On nous a installés juste nous deux dans un petit salon où j’ai pu prendre du temps avec toi avant ton dernier voyage. J’ai pris le temps de t’expliquer à l’oreille que ta situation était compliquée, que tu étais très malade, que le futur était incertain, que j’étais tellement désolée. Que je ne voulais pas que tu souffres. Mais tu me tournais le dos, je pense que tu me boudais. Ce n’était pas moi que tu voulais voir, mais Mahika ta maîtresse qui n’était pas là. J’ai eu le temps de te chanter des chansons à l’oreille, de te gratter la tête et le dos. Mais ta tête est lourdement retombée sur la serviette où tu te trouvais.Tu m’as fait comprendre que tu n’en pouvais plus. On t’a donné un sédatif. J’ai continué à te parler doucement en attendant que mon conjoint arrive à temps pour te dire au revoir. C’est vers 17 h 30 que tu t’es endormi tranquillement et sans douleur, entouré d’amour. Vous, animaux, avez ce privilège que nous n’avons pas encore de pouvoir mourir dans la dignité. Ce fut l’une des plus difficiles décisions à prendre et l’un des pires moments de ma vie. Le plus dur a été de renter à la maison avec une cage vide et de voir le visage de ta maîtresse quand elle a appris que tu ne reviendrais plus jamais. Moi qui lui avais promis qu’on allait te sauver, toi, son seul ami à qui elle pouvait tout confier.

Ça fait maintenant une semaine que tu es parti. J’ai 11 animaux à la maison, mais on dirait qu’il n’y a personne. J’ai pleuré sans arrêt pendant 4 jours. Puis, mardi soir, j’avais rendez-vous dans une autre clinique vétérinaire pour des soins de suivi avec une de mes chattes et j’ai parlé au vétérinaire de toi, de ce qui t’était arrivé samedi passé. Quand il m’a dit d’arrêter de culpabiliser et qu’il aurait fait la même chose dans cette situation, cela a mis un petit baume sur mon coeur. Nous aurions fini par te perdre après plusieurs interventions dans les 4 chiffres. Je sais maintenant que j’ai pris la meilleure décision pour toi car j’ai réagi à temps et que j’ai pu te faire endormir avant que tu sois dans de grandes souffrances. Je pleure encore et je n’ai pas fini de pleurer. La facture du vétérinaire n’est même pas importante à côté du grand trou que tu as fait dans nos coeurs.
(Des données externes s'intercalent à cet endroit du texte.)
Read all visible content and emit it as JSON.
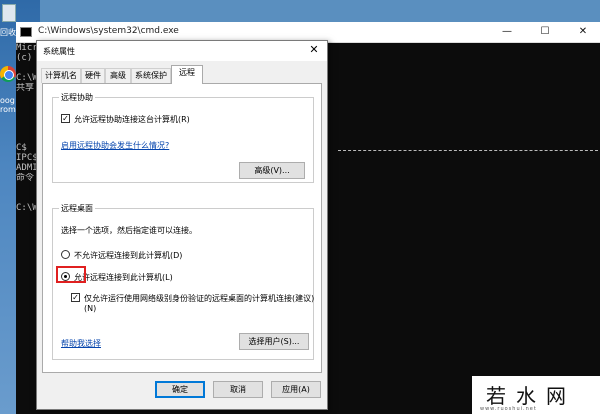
{
  "desktop": {
    "icon1_label": "回收站",
    "icon2_label_a": "oog",
    "icon2_label_b": "rom"
  },
  "cmd": {
    "title": "C:\\Windows\\system32\\cmd.exe",
    "minimize": "—",
    "maximize": "☐",
    "close": "✕",
    "lines": [
      "Micr",
      "(c)",
      "",
      "C:\\W",
      "共享",
      "",
      "",
      "",
      "",
      "",
      "C$",
      "IPC$",
      "ADMI",
      "命令",
      "",
      "",
      "C:\\W"
    ]
  },
  "dialog": {
    "title": "系统属性",
    "close": "✕",
    "tabs": [
      "计算机名",
      "硬件",
      "高级",
      "系统保护",
      "远程"
    ],
    "active_tab": "远程",
    "remote_assist": {
      "group_title": "远程协助",
      "checkbox_label": "允许远程协助连接这台计算机(R)",
      "checked": true,
      "link": "启用远程协助会发生什么情况?",
      "advanced_button": "高级(V)..."
    },
    "remote_desktop": {
      "group_title": "远程桌面",
      "instruction": "选择一个选项，然后指定谁可以连接。",
      "option_deny": "不允许远程连接到此计算机(D)",
      "option_allow": "允许远程连接到此计算机(L)",
      "selected": "allow",
      "nla_label": "仅允许运行使用网络级别身份验证的远程桌面的计算机连接(建议)",
      "nla_label_suffix": "(N)",
      "nla_checked": true,
      "help_link": "帮助我选择",
      "select_users_button": "选择用户(S)..."
    },
    "buttons": {
      "ok": "确定",
      "cancel": "取消",
      "apply": "应用(A)"
    }
  },
  "watermark": {
    "text": "若水网",
    "sub": "www.ruoshui.net"
  }
}
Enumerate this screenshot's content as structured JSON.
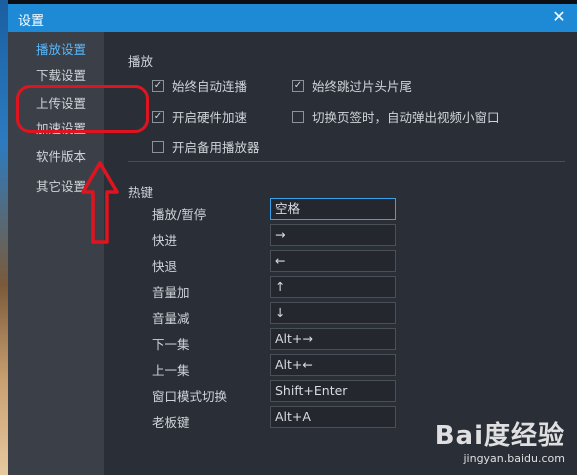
{
  "window": {
    "title": "设置",
    "close_glyph": "✕"
  },
  "sidebar": {
    "items": [
      {
        "label": "播放设置",
        "active": true
      },
      {
        "label": "下载设置",
        "active": false
      },
      {
        "label": "上传设置",
        "active": false
      },
      {
        "label": "加速设置",
        "active": false
      },
      {
        "label": "软件版本",
        "active": false
      },
      {
        "label": "其它设置",
        "active": false
      }
    ]
  },
  "playback": {
    "title": "播放",
    "options": [
      {
        "label": "始终自动连播",
        "checked": true
      },
      {
        "label": "始终跳过片头片尾",
        "checked": true
      },
      {
        "label": "开启硬件加速",
        "checked": true
      },
      {
        "label": "切换页签时，自动弹出视频小窗口",
        "checked": false
      },
      {
        "label": "开启备用播放器",
        "checked": false
      }
    ]
  },
  "hotkeys": {
    "title": "热键",
    "rows": [
      {
        "label": "播放/暂停",
        "value": "空格"
      },
      {
        "label": "快进",
        "value": "→"
      },
      {
        "label": "快退",
        "value": "←"
      },
      {
        "label": "音量加",
        "value": "↑"
      },
      {
        "label": "音量减",
        "value": "↓"
      },
      {
        "label": "下一集",
        "value": "Alt+→"
      },
      {
        "label": "上一集",
        "value": "Alt+←"
      },
      {
        "label": "窗口模式切换",
        "value": "Shift+Enter"
      },
      {
        "label": "老板键",
        "value": "Alt+A"
      }
    ]
  },
  "check_glyph": "✓",
  "watermark": {
    "main": "Bai度经验",
    "sub": "jingyan.baidu.com"
  },
  "colors": {
    "titlebar": "#1e8ad6",
    "active": "#55b8ff",
    "annotation": "#e0141e"
  }
}
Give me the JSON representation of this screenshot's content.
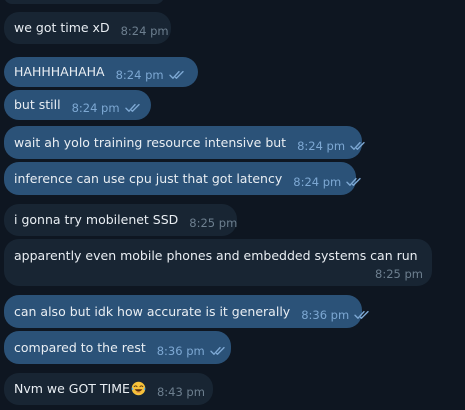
{
  "colors": {
    "background": "#0e1621",
    "incoming_bubble": "#182533",
    "outgoing_bubble": "#2b5278",
    "read_ticks": "#7da8d3"
  },
  "messages": [
    {
      "text": "we got time xD",
      "time": "8:24 pm",
      "direction": "incoming"
    },
    {
      "text": "HAHHHAHAHA",
      "time": "8:24 pm",
      "direction": "outgoing",
      "status": "read-ticks-icon"
    },
    {
      "text": "but still",
      "time": "8:24 pm",
      "direction": "outgoing",
      "status": "read-ticks-icon"
    },
    {
      "text": "wait ah yolo training resource intensive but",
      "time": "8:24 pm",
      "direction": "outgoing",
      "status": "read-ticks-icon"
    },
    {
      "text": "inference can use cpu just that got latency",
      "time": "8:24 pm",
      "direction": "outgoing",
      "status": "read-ticks-icon"
    },
    {
      "text": "i gonna try mobilenet SSD",
      "time": "8:25 pm",
      "direction": "incoming"
    },
    {
      "text": "apparently even mobile phones and embedded systems can run",
      "time": "8:25 pm",
      "direction": "incoming"
    },
    {
      "text": "can also but idk how accurate is it generally",
      "time": "8:36 pm",
      "direction": "outgoing",
      "status": "read-ticks-icon"
    },
    {
      "text": "compared to the rest",
      "time": "8:36 pm",
      "direction": "outgoing",
      "status": "read-ticks-icon"
    },
    {
      "text": "Nvm we GOT TIME",
      "emoji": "laughing-tears-emoji-icon",
      "time": "8:43 pm",
      "direction": "incoming"
    }
  ]
}
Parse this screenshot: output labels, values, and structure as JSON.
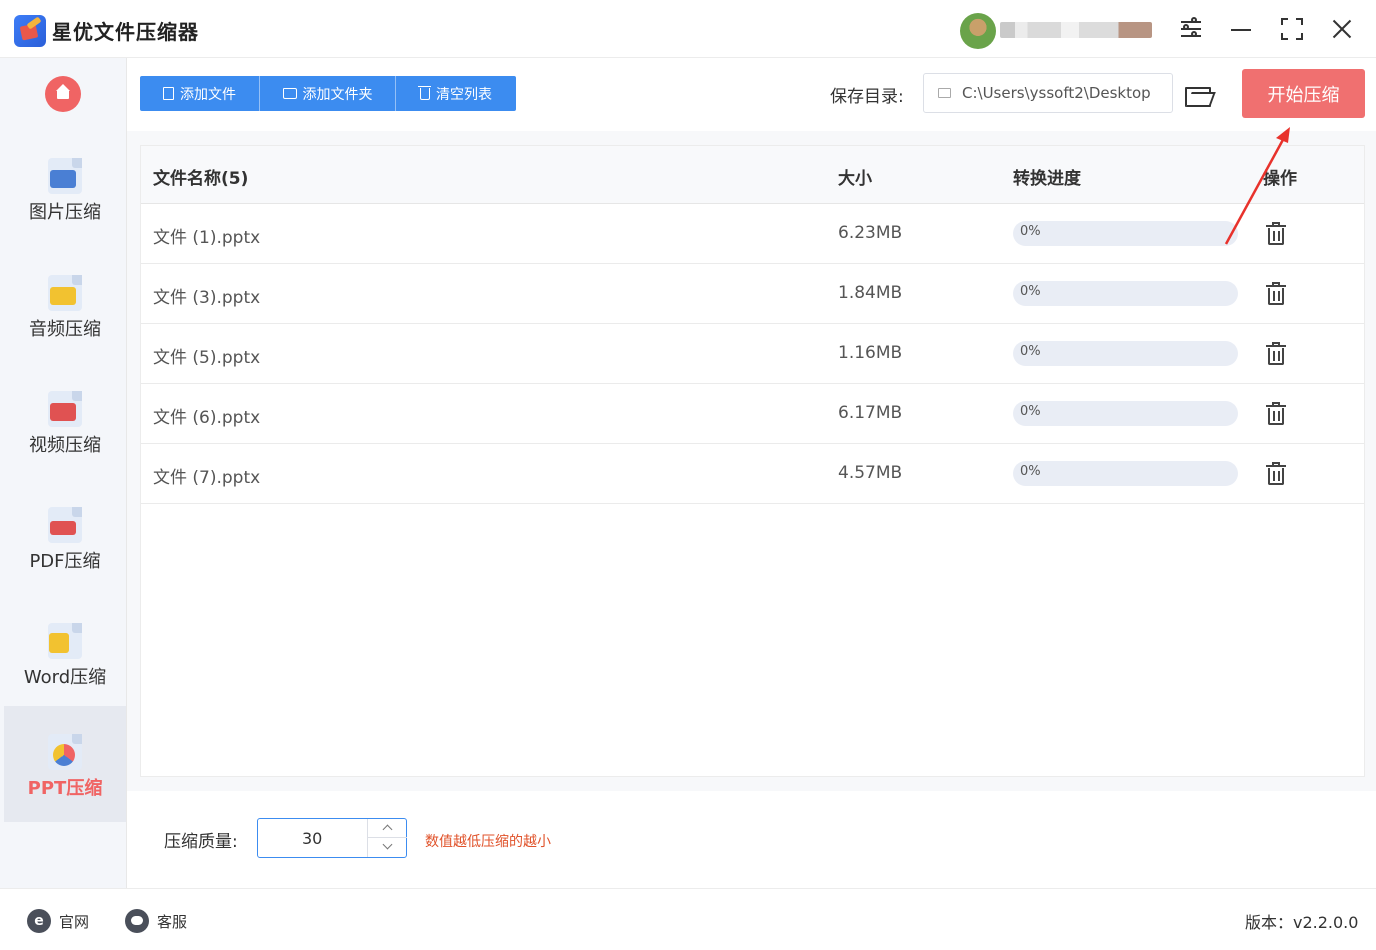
{
  "app": {
    "title": "星优文件压缩器"
  },
  "sidebar": {
    "items": [
      {
        "label": "图片压缩",
        "icon": "image-icon",
        "color": "#4a7fd4"
      },
      {
        "label": "音频压缩",
        "icon": "music-icon",
        "color": "#f2c230"
      },
      {
        "label": "视频压缩",
        "icon": "video-icon",
        "color": "#e05252"
      },
      {
        "label": "PDF压缩",
        "icon": "pdf-icon",
        "color": "#e05252"
      },
      {
        "label": "Word压缩",
        "icon": "word-icon",
        "color": "#f2c230"
      },
      {
        "label": "PPT压缩",
        "icon": "ppt-icon",
        "color": "#f06464",
        "active": true
      }
    ]
  },
  "toolbar": {
    "add_file": "添加文件",
    "add_folder": "添加文件夹",
    "clear_list": "清空列表",
    "save_dir_label": "保存目录:",
    "save_dir_path": "C:\\Users\\yssoft2\\Desktop",
    "start_button": "开始压缩"
  },
  "table": {
    "headers": {
      "name": "文件名称(5)",
      "size": "大小",
      "progress": "转换进度",
      "action": "操作"
    },
    "rows": [
      {
        "name": "文件 (1).pptx",
        "size": "6.23MB",
        "progress": "0%"
      },
      {
        "name": "文件 (3).pptx",
        "size": "1.84MB",
        "progress": "0%"
      },
      {
        "name": "文件 (5).pptx",
        "size": "1.16MB",
        "progress": "0%"
      },
      {
        "name": "文件 (6).pptx",
        "size": "6.17MB",
        "progress": "0%"
      },
      {
        "name": "文件 (7).pptx",
        "size": "4.57MB",
        "progress": "0%"
      }
    ]
  },
  "quality": {
    "label": "压缩质量:",
    "value": "30",
    "hint": "数值越低压缩的越小"
  },
  "footer": {
    "website": "官网",
    "support": "客服",
    "version": "版本：v2.2.0.0"
  },
  "colors": {
    "accent_blue": "#3c8cf0",
    "start_red": "#f07070",
    "hint_orange": "#e0522a"
  }
}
Tu étais notre meilleur chat. J’essaie d’être impartiale, mais il y a des choses qui ne s’expliquent pas. Je sais que ça prendra du temps. Je sais aussi que je vis encore dans le déni car je te vois partout, dans chaque recoin de la maison. Ma fille se réveille encore la nuit persuadée que tu es là, à côté d’elle. Mais ce n’est qu’Isa, la british cannelle. Plus jamais une histoire comme celle-ci ne nous arrivera, c’est pourquoi j’avais envie de la partager.

J’attends une petite patte d’argile à ton nom, et tu auras une place de choix sur l’étagère de ta maîtresse adorée, ça c’est promis. J’en ai eu des chats dans ma vie, mais tu es celui que j’ai aimé le plus. Autant la façon dont tu es entré et sorti de notre univers nous marquera pour toujours. Les êtres sensibles ne se croisent jamais dans la vie sans raison. Ça a pris un certain temps pour que je comprenne pourquoi tu étais atterri chez nous. Ton bref passage dans notre vie nous a permis de comprendre que rien n’est jamais acquis, que la vie est fragile et précieuse, et qu’il faut arrêter de perdre notre temps en chicanes et déblatérages inutiles et de vivre chaque jour comme si c’était le dernier. Prenons le temps de dire à nos proches que nous les aimons. Notre famille, nos amis, nos chiens, nos chats. Car on ne sait jamais s’ils seront encore là le lendemain. C’est la leçon que tu nous as transmis. Où que tu sois, n’oublie jamais qu’on t’a aimé. Toi, petite étoile filante partie aussi vite qu’arrivée.